Simply select the machine you want and copy down the string starting with “ami-”.

But in the spirit of this guide, I should tell you how you could obtain an AMI ID from the command line. You can query AWS for these AMI IDs by running the describe-images ec2 command. Read about the command here, and try it yourself. A sample query might look like the following:

aws ec2 describe-images \
  --owners amazon \
  --filters "Name=name,Values=amzn2-ami-hvm-2.0.????????.?-x86_64-gp2" "Name=st\
ate,Values=available" \
  --query "reverse(sort_by(Images, &CreationDate))[:1].imageID" \
  --output text \
  --region us-east-1 \
  --profile Administrator

7. Choose an instance type.

Just as the AMI describes the software and OS of an EC2 instance, the Instance Type describes the hardware — the number of processors, RAM, and memory for the machine. EC2 requires us to specify an instance type. I will use the free t2.micro instance type, which has 1 CPU and 1 GiB memory.

Read up on all the different instance types here.

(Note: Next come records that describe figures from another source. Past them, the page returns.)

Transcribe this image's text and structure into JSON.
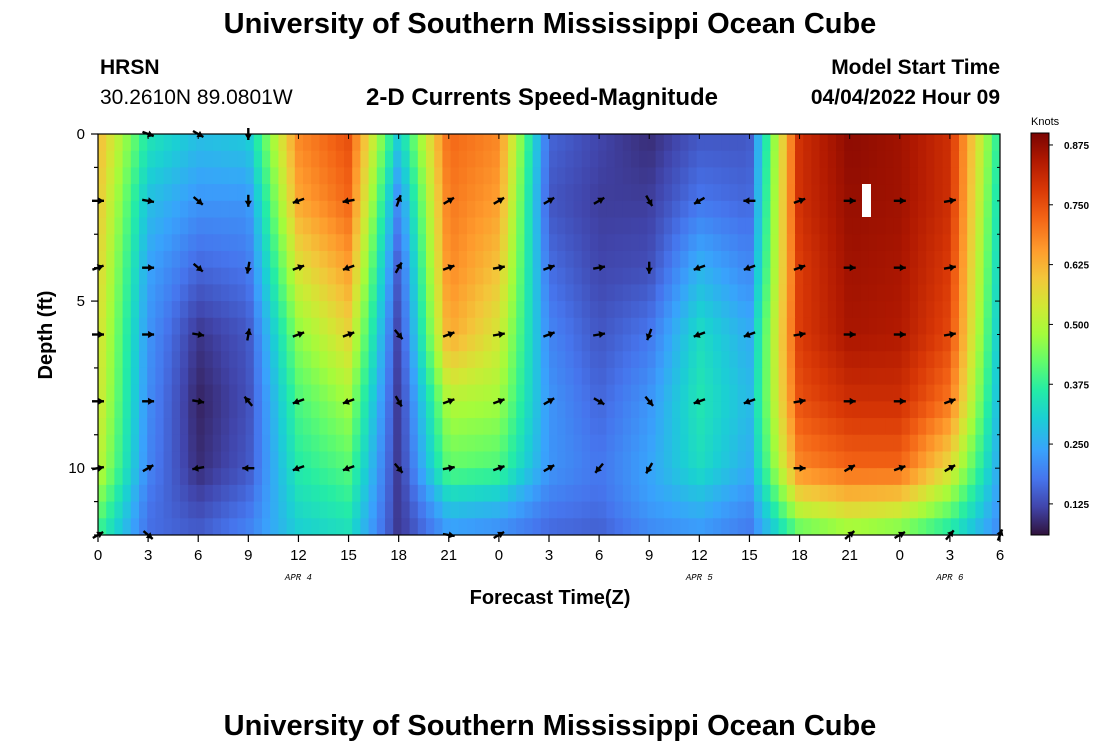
{
  "header": {
    "title": "University of Southern Mississippi Ocean Cube",
    "station_code": "HRSN",
    "station_coords": "30.2610N  89.0801W",
    "plot_title": "2-D Currents Speed-Magnitude",
    "model_label": "Model Start Time",
    "model_value": "04/04/2022 Hour 09"
  },
  "footer": {
    "title_repeat": "University of Southern Mississippi Ocean Cube"
  },
  "chart_data": {
    "type": "heatmap",
    "title": "2-D Currents Speed-Magnitude",
    "xlabel": "Forecast Time(Z)",
    "ylabel": "Depth (ft)",
    "x_ticks": [
      "0",
      "3",
      "6",
      "9",
      "12",
      "15",
      "18",
      "21",
      "0",
      "3",
      "6",
      "9",
      "12",
      "15",
      "18",
      "21",
      "0",
      "3",
      "6"
    ],
    "y_ticks": [
      "0",
      "5",
      "10"
    ],
    "xlim_hours": [
      0,
      54
    ],
    "ylim_ft": [
      12,
      0
    ],
    "date_labels": [
      {
        "text": "APR 4",
        "hour": 12
      },
      {
        "text": "APR 5",
        "hour": 36
      },
      {
        "text": "APR 6",
        "hour": 51
      }
    ],
    "colorbar": {
      "label": "Knots",
      "ticks": [
        "0.875",
        "0.750",
        "0.625",
        "0.500",
        "0.375",
        "0.250",
        "0.125"
      ],
      "range": [
        0.06,
        0.9
      ]
    },
    "speed_knots_by_hour": [
      {
        "hour": 0,
        "speeds": [
          0.62,
          0.6,
          0.58,
          0.56,
          0.55,
          0.52,
          0.45,
          0.38
        ]
      },
      {
        "hour": 3,
        "speeds": [
          0.35,
          0.28,
          0.24,
          0.22,
          0.21,
          0.2,
          0.18,
          0.17
        ]
      },
      {
        "hour": 6,
        "speeds": [
          0.28,
          0.22,
          0.16,
          0.1,
          0.08,
          0.09,
          0.12,
          0.15
        ]
      },
      {
        "hour": 9,
        "speeds": [
          0.3,
          0.22,
          0.18,
          0.14,
          0.13,
          0.14,
          0.17,
          0.2
        ]
      },
      {
        "hour": 12,
        "speeds": [
          0.68,
          0.64,
          0.55,
          0.46,
          0.4,
          0.36,
          0.33,
          0.3
        ]
      },
      {
        "hour": 15,
        "speeds": [
          0.75,
          0.72,
          0.65,
          0.57,
          0.48,
          0.41,
          0.37,
          0.33
        ]
      },
      {
        "hour": 18,
        "speeds": [
          0.3,
          0.2,
          0.14,
          0.11,
          0.1,
          0.1,
          0.1,
          0.1
        ]
      },
      {
        "hour": 21,
        "speeds": [
          0.72,
          0.7,
          0.68,
          0.64,
          0.5,
          0.42,
          0.3,
          0.22
        ]
      },
      {
        "hour": 24,
        "speeds": [
          0.68,
          0.65,
          0.6,
          0.54,
          0.48,
          0.4,
          0.28,
          0.2
        ]
      },
      {
        "hour": 27,
        "speeds": [
          0.16,
          0.14,
          0.17,
          0.2,
          0.22,
          0.22,
          0.19,
          0.16
        ]
      },
      {
        "hour": 30,
        "speeds": [
          0.12,
          0.11,
          0.12,
          0.14,
          0.16,
          0.18,
          0.17,
          0.15
        ]
      },
      {
        "hour": 33,
        "speeds": [
          0.09,
          0.11,
          0.13,
          0.18,
          0.22,
          0.24,
          0.23,
          0.2
        ]
      },
      {
        "hour": 36,
        "speeds": [
          0.14,
          0.18,
          0.26,
          0.33,
          0.35,
          0.33,
          0.27,
          0.22
        ]
      },
      {
        "hour": 39,
        "speeds": [
          0.14,
          0.16,
          0.2,
          0.25,
          0.27,
          0.25,
          0.21,
          0.18
        ]
      },
      {
        "hour": 42,
        "speeds": [
          0.8,
          0.8,
          0.78,
          0.78,
          0.75,
          0.68,
          0.55,
          0.4
        ]
      },
      {
        "hour": 45,
        "speeds": [
          0.88,
          0.87,
          0.86,
          0.85,
          0.8,
          0.72,
          0.6,
          0.45
        ]
      },
      {
        "hour": 48,
        "speeds": [
          0.86,
          0.86,
          0.85,
          0.84,
          0.8,
          0.72,
          0.58,
          0.42
        ]
      },
      {
        "hour": 51,
        "speeds": [
          0.8,
          0.8,
          0.78,
          0.76,
          0.7,
          0.56,
          0.45,
          0.34
        ]
      },
      {
        "hour": 54,
        "speeds": [
          0.35,
          0.32,
          0.3,
          0.28,
          0.26,
          0.24,
          0.22,
          0.2
        ]
      }
    ],
    "depth_levels_ft": [
      0,
      2,
      4,
      6,
      8,
      10,
      11,
      12
    ],
    "vector_depths_ft": [
      0,
      2,
      4,
      6,
      8,
      10,
      12
    ],
    "vectors": [
      {
        "hour": 0,
        "dirs": [
          null,
          90,
          70,
          90,
          90,
          80,
          60
        ]
      },
      {
        "hour": 3,
        "dirs": [
          110,
          100,
          90,
          90,
          90,
          60,
          130
        ]
      },
      {
        "hour": 6,
        "dirs": [
          120,
          130,
          130,
          100,
          100,
          260,
          null
        ]
      },
      {
        "hour": 9,
        "dirs": [
          180,
          180,
          190,
          10,
          320,
          270,
          null
        ]
      },
      {
        "hour": 12,
        "dirs": [
          null,
          250,
          70,
          70,
          250,
          250,
          null
        ]
      },
      {
        "hour": 15,
        "dirs": [
          null,
          260,
          250,
          70,
          250,
          250,
          null
        ]
      },
      {
        "hour": 18,
        "dirs": [
          null,
          20,
          30,
          140,
          150,
          140,
          null
        ]
      },
      {
        "hour": 21,
        "dirs": [
          null,
          60,
          70,
          70,
          70,
          80,
          100
        ]
      },
      {
        "hour": 24,
        "dirs": [
          null,
          60,
          80,
          80,
          70,
          70,
          60
        ]
      },
      {
        "hour": 27,
        "dirs": [
          null,
          60,
          70,
          70,
          60,
          60,
          null
        ]
      },
      {
        "hour": 30,
        "dirs": [
          null,
          60,
          80,
          80,
          120,
          220,
          null
        ]
      },
      {
        "hour": 33,
        "dirs": [
          null,
          150,
          180,
          200,
          140,
          210,
          null
        ]
      },
      {
        "hour": 36,
        "dirs": [
          null,
          240,
          250,
          250,
          250,
          null,
          null
        ]
      },
      {
        "hour": 39,
        "dirs": [
          null,
          270,
          250,
          250,
          250,
          null,
          null
        ]
      },
      {
        "hour": 42,
        "dirs": [
          null,
          70,
          70,
          80,
          80,
          90,
          null
        ]
      },
      {
        "hour": 45,
        "dirs": [
          null,
          90,
          90,
          90,
          90,
          60,
          50
        ]
      },
      {
        "hour": 48,
        "dirs": [
          null,
          90,
          90,
          90,
          90,
          70,
          60
        ]
      },
      {
        "hour": 51,
        "dirs": [
          null,
          80,
          80,
          80,
          70,
          60,
          40
        ]
      },
      {
        "hour": 54,
        "dirs": [
          null,
          null,
          null,
          null,
          null,
          null,
          20
        ]
      }
    ]
  }
}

Select one that fulfills your needs, and be mindful of the different pricing rates. All we need to run our command is the instance type’s name.

8. Launch your instance with the ‘run-instances’ command.

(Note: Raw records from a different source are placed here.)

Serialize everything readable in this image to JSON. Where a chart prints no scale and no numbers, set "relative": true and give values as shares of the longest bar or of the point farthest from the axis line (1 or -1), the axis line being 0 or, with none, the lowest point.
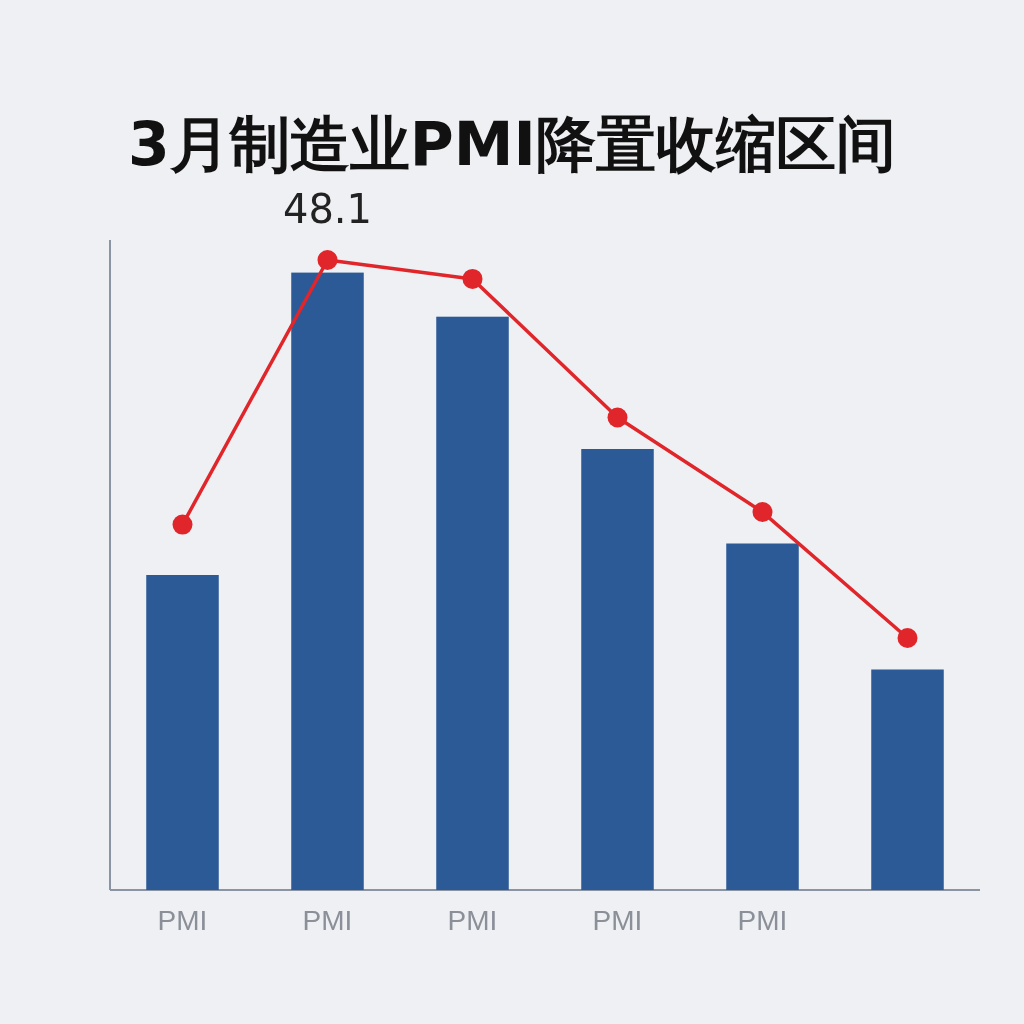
{
  "chart_data": {
    "type": "bar",
    "title": "3月制造业PMI降置收缩区间",
    "relative": true,
    "categories": [
      "PMI",
      "PMI",
      "PMI",
      "PMI",
      "PMI",
      null
    ],
    "annotations": [
      "48.1"
    ],
    "series": [
      {
        "color": "#2b5a96",
        "values": [
          0.5,
          0.98,
          0.91,
          0.7,
          0.55,
          0.35
        ]
      },
      {
        "type": "line",
        "color": "#e0262a",
        "marker": "circle",
        "values": [
          0.58,
          1,
          0.97,
          0.75,
          0.6,
          0.4
        ]
      }
    ]
  }
}
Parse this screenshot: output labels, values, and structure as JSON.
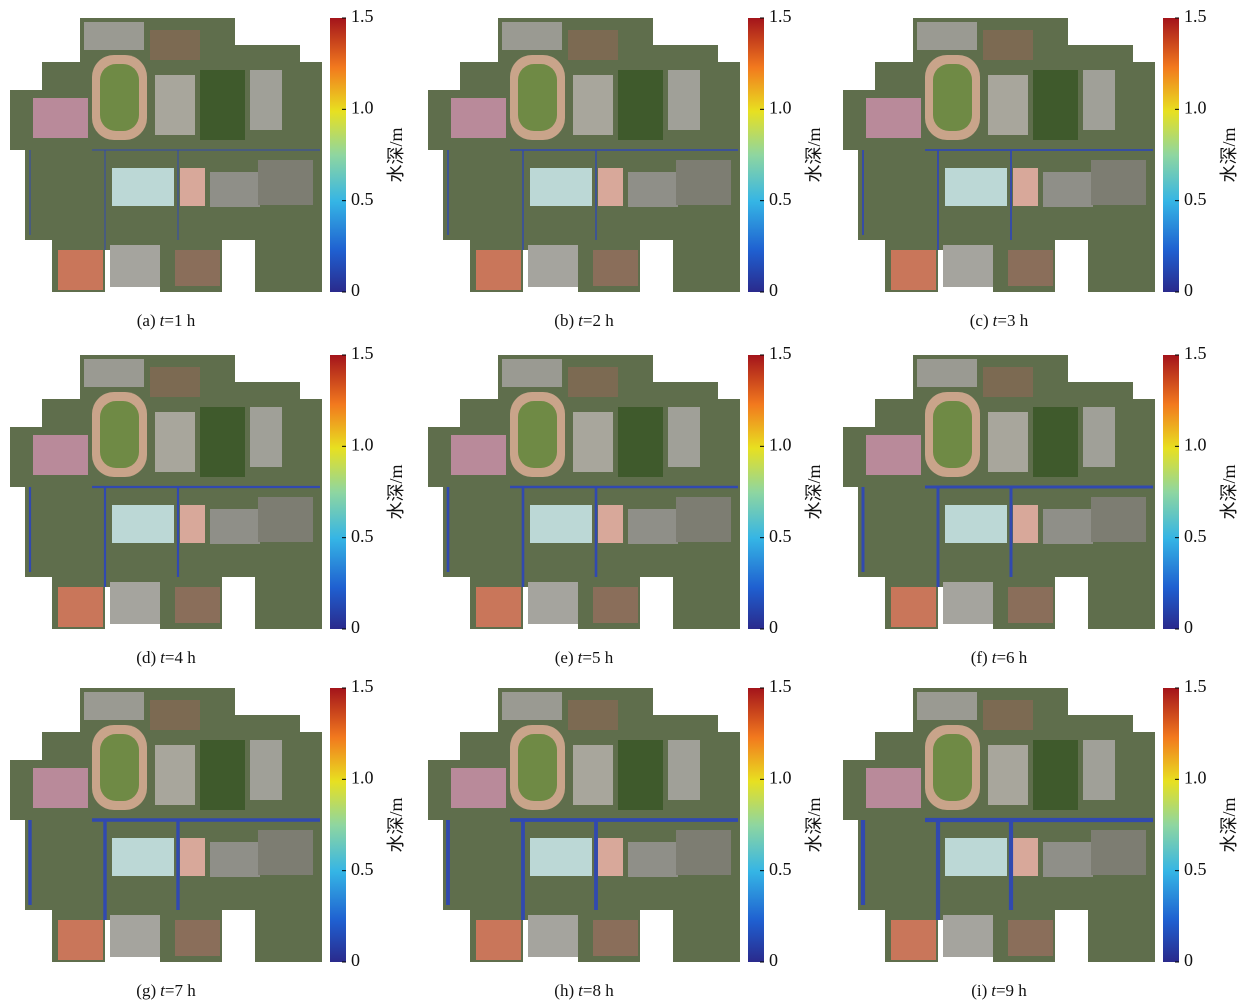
{
  "colorbar": {
    "label": "水深/m",
    "lim": [
      0,
      1.5
    ],
    "ticks": [
      0,
      0.5,
      {
        "value": 1,
        "label": "1.0"
      },
      1.5
    ]
  },
  "panels": [
    {
      "prefix": "(a)",
      "var": "t",
      "rest": "=1 h"
    },
    {
      "prefix": "(b)",
      "var": "t",
      "rest": "=2 h"
    },
    {
      "prefix": "(c)",
      "var": "t",
      "rest": "=3 h"
    },
    {
      "prefix": "(d)",
      "var": "t",
      "rest": "=4 h"
    },
    {
      "prefix": "(e)",
      "var": "t",
      "rest": "=5 h"
    },
    {
      "prefix": "(f)",
      "var": "t",
      "rest": "=6 h"
    },
    {
      "prefix": "(g)",
      "var": "t",
      "rest": "=7 h"
    },
    {
      "prefix": "(h)",
      "var": "t",
      "rest": "=8 h"
    },
    {
      "prefix": "(i)",
      "var": "t",
      "rest": "=9 h"
    }
  ]
}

Now it’s finally time to put it all together and launch our instance! Make sure you have your:

• Instance type
• AMI ID
• Subnet ID
• Security Group ID
• Public/private key pair (specifically, its name)

Then run the following command, replacing the fields with your own data.

aws ec2 run-instances \
  --image-id <ami-0b0dcb5067f052a63> \
  --count 1 \
  --instance-type t2.micro \
  --key-name <webserver-kp> \
  --security-group-id <sg id> \
  --subnet-id <subnet id> \
  --region us-east-1 \
  --profile Administrator

This will result in a JSON object describing all of your current EC2 instances. Note that the status for the just-launched instance is “pending”.

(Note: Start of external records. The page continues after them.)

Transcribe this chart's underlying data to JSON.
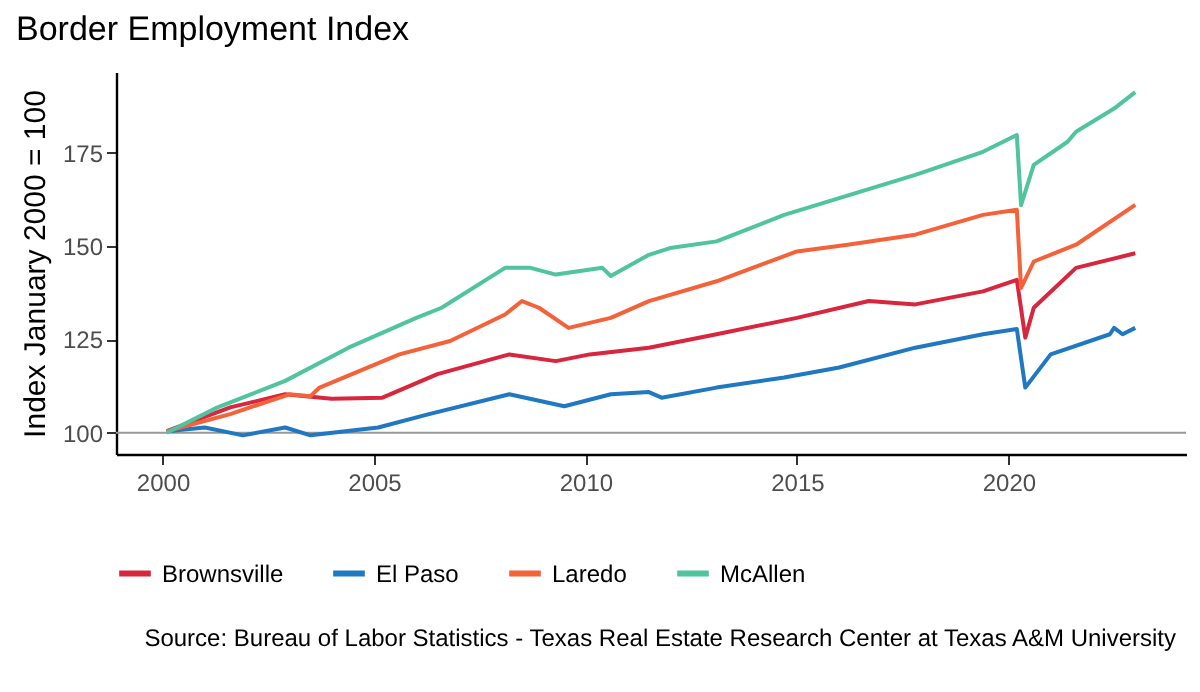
{
  "chart_data": {
    "type": "line",
    "title": "Border Employment Index",
    "ylabel": "Index January 2000 = 100",
    "xlim": [
      1998.9,
      2024.2
    ],
    "xticks": [
      2000,
      2005,
      2010,
      2015,
      2020
    ],
    "ylim": [
      94.3,
      196.7
    ],
    "yticks": [
      100,
      125,
      150,
      175
    ],
    "grid": false,
    "legend": "bottom",
    "ref_lines": [
      {
        "axis": "y",
        "value": 100,
        "color": "#999999"
      }
    ],
    "annotations": [
      "Source: Bureau of Labor Statistics - Texas Real Estate Research Center at Texas A&M University"
    ],
    "series": [
      {
        "name": "Brownsville",
        "color": "#d7263d",
        "x": [
          2000.1,
          2001.6,
          2002.9,
          2004.0,
          2005.2,
          2006.5,
          2008.2,
          2009.3,
          2010.1,
          2011.5,
          2013.1,
          2015.0,
          2016.7,
          2017.8,
          2019.4,
          2020.2,
          2020.4,
          2020.6,
          2021.6,
          2023.0
        ],
        "values": [
          100.4,
          106.8,
          110.3,
          109.1,
          109.4,
          115.7,
          121,
          119.2,
          121,
          122.8,
          126.4,
          130.8,
          135.3,
          134.4,
          137.9,
          141,
          125.5,
          133.5,
          144.2,
          148.1
        ]
      },
      {
        "name": "El Paso",
        "color": "#1f78c1",
        "x": [
          2000.1,
          2001.0,
          2001.9,
          2002.9,
          2003.5,
          2005.1,
          2006.3,
          2008.2,
          2009.5,
          2010.6,
          2011.5,
          2011.8,
          2013.1,
          2014.7,
          2016.0,
          2017.8,
          2019.4,
          2020.2,
          2020.4,
          2021.0,
          2022.4,
          2022.5,
          2022.7,
          2023.0
        ],
        "values": [
          100.4,
          101.4,
          99.3,
          101.4,
          99.3,
          101.4,
          105,
          110.3,
          107.1,
          110.3,
          110.9,
          109.4,
          112.1,
          114.8,
          117.5,
          122.8,
          126.4,
          127.8,
          112.1,
          121,
          126.4,
          128.1,
          126.4,
          128.1
        ]
      },
      {
        "name": "Laredo",
        "color": "#f4623a",
        "x": [
          2000.1,
          2001.6,
          2003.0,
          2003.5,
          2003.7,
          2005.6,
          2006.8,
          2008.1,
          2008.5,
          2008.9,
          2009.6,
          2010.6,
          2011.5,
          2013.1,
          2015.0,
          2016.2,
          2017.8,
          2019.4,
          2020.2,
          2020.3,
          2020.6,
          2021.6,
          2023.0
        ],
        "values": [
          100.4,
          105,
          110.3,
          109.8,
          112,
          121,
          124.6,
          131.7,
          135.3,
          133.5,
          128.1,
          130.8,
          135.3,
          140.6,
          148.6,
          150.4,
          153.1,
          158.4,
          159.8,
          138.8,
          145.9,
          150.4,
          161.1
        ]
      },
      {
        "name": "McAllen",
        "color": "#4fc49e",
        "x": [
          2000.1,
          2001.3,
          2002.9,
          2004.4,
          2006.0,
          2006.6,
          2008.1,
          2008.7,
          2009.3,
          2010.4,
          2010.6,
          2011.5,
          2012.0,
          2013.1,
          2014.7,
          2016.0,
          2017.8,
          2019.4,
          2020.2,
          2020.3,
          2020.6,
          2021.4,
          2021.6,
          2022.5,
          2023.0
        ],
        "values": [
          100,
          106.8,
          113.9,
          122.8,
          130.8,
          133.5,
          144.2,
          144.2,
          142.4,
          144.2,
          142,
          147.7,
          149.5,
          151.3,
          158.4,
          162.9,
          169.1,
          175.3,
          179.8,
          161,
          171.8,
          178,
          180.7,
          186.9,
          191.3
        ]
      }
    ]
  }
}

Shell output after running aws ec2 run-instances command. Note the instance is currently “pending” and not yet “running”.

Note the InstanceId. This is the id of the new instance you just launched. Save this ID somewhere safe for use in the next steps.

9. Confirm your instance is running with the ‘describe-instances’ command.

Wait a little while for the instance to begin running — a couple of minutes at most. You can confirm that the instance is running by querying AWS with the following command:

aws ec2 describe-instances \
  --instance-ids <Instance ID from step 8> \
  --region us-east-1 \
  --profile Administrator

The state should now say “running.” Notice also that the instance now has a public DNS name and public IP address, which it did not when it was in the “pending” state.

10. Connect to the instance with SSH.

Now that our instance is running, it’s time to access it via SSH!

Navigate to the directory where you stored the .pem file in step 1. We need to run the SSH command from that folder.

Go back to step 9 and grab either the public DNS name or the public IP address, which will be used to formulate the SSH request. I decided to formulate the request as an ec2-user, though you may change that as well.

ssh -i <keyname> ec2-user@<PUBLIC IP ADDRESS OR PUBLIC DNS NAME>

In my particular case, the command looks like this:

ssh -i webserver-kp.pem ec2-user@ec2-3-93-247-91.compute-1.amazonaws.com

Press enter, and you should now be in your EC2 instance’s shell! Welcome to your virtual machine!

If SSH raises an error about the key pair, make sure that the .pem file has the proper permissions set on it. Run the following command to set permissions:

chmod 400 <keyname.pem>

11. Terminate the instance with ‘terminate-instance’ and tear it all down.

Now it’s time to tear it all down. Run the following command to terminate your instance and delete it. Use the following command:

aws ec2 terminate-instances \
  --instance-ids <instance id> \
  --region us-east-1
  --profile Administrator

This will return a (wait for it) JSON object detailing which instances are being terminated and their statuses (they go from running to shutting down, and then to terminating). You can confirm that everything was cleaned up properly by rerunning the describe-instances command or by logging in to the AWS Management Console and checking that the instance was deleted.